Ocular Behçet’s develops in more than 50% of patients with the disease. Typically, the development of ocular involvement follows the onset of oral and genital ulcers by a few years. It is almost always bilateral but may be asymmetric; it is more common and more severe in males. Most commonly, it will present as a recurrent, non-granulomatous intraocular inflammation: anterior, intermediate, posterior or panuveitis. The classic teaching is to look for a shifting hypopyon, although one review study found this to be present in only 12% of 1,567 eyes.

The incidence of posterior segment involvement in ocular Behçet’s is 50% to 93%, with vitritis and retinal vasculitis being the most common findings (89%). Other reported posterior findings include cystoid macular edema, retinal hemorrhage, retinal neovascularization, chorioretinitis, exudative or tractional retinal detachment, optic nerve edema, central retinal vein occlusion and branch retinal vein occlusion. Reported anterior findings include scleritis, episcleritis, recurrent conjunctivitis, conjunctival ulcers and filamentary keratitis.

Treatment of ocular Behçet’s disease may include, in order of increasing severity, topical corticosteroid and cycloplegic drops, sub-Tenon’s or intravitreal triamcinolone, systemic steroids and, lastly, immunosuppressive/immunomodulatory therapy.
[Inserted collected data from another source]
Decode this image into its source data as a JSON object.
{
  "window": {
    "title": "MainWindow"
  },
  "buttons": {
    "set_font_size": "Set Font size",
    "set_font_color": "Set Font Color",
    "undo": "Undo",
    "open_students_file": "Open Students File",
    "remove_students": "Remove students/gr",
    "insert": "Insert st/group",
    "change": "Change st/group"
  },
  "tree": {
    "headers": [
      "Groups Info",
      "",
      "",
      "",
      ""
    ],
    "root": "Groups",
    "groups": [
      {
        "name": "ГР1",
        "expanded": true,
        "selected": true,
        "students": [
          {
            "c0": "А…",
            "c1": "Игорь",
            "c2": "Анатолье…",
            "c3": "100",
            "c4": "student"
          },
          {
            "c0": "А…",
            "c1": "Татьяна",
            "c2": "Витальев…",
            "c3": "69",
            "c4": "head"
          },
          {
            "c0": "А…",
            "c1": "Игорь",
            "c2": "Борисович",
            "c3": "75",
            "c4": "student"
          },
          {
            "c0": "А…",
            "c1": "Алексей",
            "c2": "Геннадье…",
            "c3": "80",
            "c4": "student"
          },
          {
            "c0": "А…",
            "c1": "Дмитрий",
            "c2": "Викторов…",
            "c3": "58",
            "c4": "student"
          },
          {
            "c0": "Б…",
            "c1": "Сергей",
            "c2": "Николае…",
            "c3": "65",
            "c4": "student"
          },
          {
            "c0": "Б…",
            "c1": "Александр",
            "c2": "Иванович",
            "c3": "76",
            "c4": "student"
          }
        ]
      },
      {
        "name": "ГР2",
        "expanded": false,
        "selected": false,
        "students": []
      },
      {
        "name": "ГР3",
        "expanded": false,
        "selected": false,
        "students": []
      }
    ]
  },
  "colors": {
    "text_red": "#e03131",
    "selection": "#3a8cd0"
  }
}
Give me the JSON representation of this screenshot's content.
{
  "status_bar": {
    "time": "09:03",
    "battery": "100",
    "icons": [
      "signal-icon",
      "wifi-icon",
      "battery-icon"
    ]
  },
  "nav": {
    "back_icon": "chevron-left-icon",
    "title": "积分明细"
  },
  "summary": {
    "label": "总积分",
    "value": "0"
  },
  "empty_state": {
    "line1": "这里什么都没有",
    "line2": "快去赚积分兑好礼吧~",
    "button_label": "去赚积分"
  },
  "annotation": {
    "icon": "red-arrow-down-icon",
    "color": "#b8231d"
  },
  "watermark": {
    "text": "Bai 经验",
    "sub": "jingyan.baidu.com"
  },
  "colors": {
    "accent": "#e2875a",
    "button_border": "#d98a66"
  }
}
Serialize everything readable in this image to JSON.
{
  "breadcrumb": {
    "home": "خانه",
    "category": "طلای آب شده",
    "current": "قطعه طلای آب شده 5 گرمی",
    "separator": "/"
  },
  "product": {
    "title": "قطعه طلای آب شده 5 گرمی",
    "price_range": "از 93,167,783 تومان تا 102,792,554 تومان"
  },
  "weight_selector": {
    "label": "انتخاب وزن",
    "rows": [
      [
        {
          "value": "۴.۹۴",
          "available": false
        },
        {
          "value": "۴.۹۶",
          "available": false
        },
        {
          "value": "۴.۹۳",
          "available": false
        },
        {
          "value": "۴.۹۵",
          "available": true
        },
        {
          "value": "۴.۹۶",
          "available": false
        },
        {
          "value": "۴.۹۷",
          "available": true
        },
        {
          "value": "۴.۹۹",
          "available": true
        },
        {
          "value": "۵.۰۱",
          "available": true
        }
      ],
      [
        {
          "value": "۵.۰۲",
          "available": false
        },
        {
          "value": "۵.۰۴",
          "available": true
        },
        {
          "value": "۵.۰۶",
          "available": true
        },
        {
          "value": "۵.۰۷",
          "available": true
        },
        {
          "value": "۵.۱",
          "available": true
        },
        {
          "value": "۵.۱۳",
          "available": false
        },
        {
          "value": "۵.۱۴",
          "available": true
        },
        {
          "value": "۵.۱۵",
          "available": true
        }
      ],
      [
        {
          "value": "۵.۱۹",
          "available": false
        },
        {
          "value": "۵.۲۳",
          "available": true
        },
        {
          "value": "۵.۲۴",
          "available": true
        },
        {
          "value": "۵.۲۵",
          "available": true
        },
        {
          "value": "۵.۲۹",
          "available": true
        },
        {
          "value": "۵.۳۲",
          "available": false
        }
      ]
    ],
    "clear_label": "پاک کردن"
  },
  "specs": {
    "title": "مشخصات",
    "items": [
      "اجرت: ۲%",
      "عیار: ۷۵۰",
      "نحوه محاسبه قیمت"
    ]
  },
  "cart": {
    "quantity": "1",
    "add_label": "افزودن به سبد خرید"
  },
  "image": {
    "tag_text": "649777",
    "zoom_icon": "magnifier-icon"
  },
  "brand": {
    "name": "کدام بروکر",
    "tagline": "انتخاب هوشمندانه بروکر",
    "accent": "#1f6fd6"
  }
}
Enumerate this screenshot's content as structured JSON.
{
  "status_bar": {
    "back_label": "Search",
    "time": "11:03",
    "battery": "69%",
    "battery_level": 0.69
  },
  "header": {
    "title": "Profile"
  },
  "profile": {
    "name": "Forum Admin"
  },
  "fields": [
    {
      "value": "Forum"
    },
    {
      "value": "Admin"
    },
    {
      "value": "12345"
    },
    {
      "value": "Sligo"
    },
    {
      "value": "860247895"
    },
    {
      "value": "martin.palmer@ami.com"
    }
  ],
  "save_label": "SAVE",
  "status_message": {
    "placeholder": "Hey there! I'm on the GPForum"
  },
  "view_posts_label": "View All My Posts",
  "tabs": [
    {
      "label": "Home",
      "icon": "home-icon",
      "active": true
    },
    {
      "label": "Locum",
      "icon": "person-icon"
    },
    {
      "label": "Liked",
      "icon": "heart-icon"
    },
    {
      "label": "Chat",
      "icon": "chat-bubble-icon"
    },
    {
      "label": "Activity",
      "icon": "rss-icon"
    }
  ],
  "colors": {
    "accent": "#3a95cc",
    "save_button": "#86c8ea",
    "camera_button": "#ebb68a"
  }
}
Azathioprine was the first immunomodulatory drug shown in a randomized controlled clinical trial to have efficacy in treatment of Behçet’s disease (Yazici and colleagues, 1990). It has also been shown to be effective in preventing development of new eye disease in patients with Behçet’s who do not already have eye involvement. Other frequently used immunomodulatory therapies include cyclosporine and methotrexate. More recently, following studies showing increased serum and aqueous levels of TNF-alpha in Behçet’s patients, TNF inhibitors infliximab and adalimumab have also been used with success in the treatment of Behçet’s disease.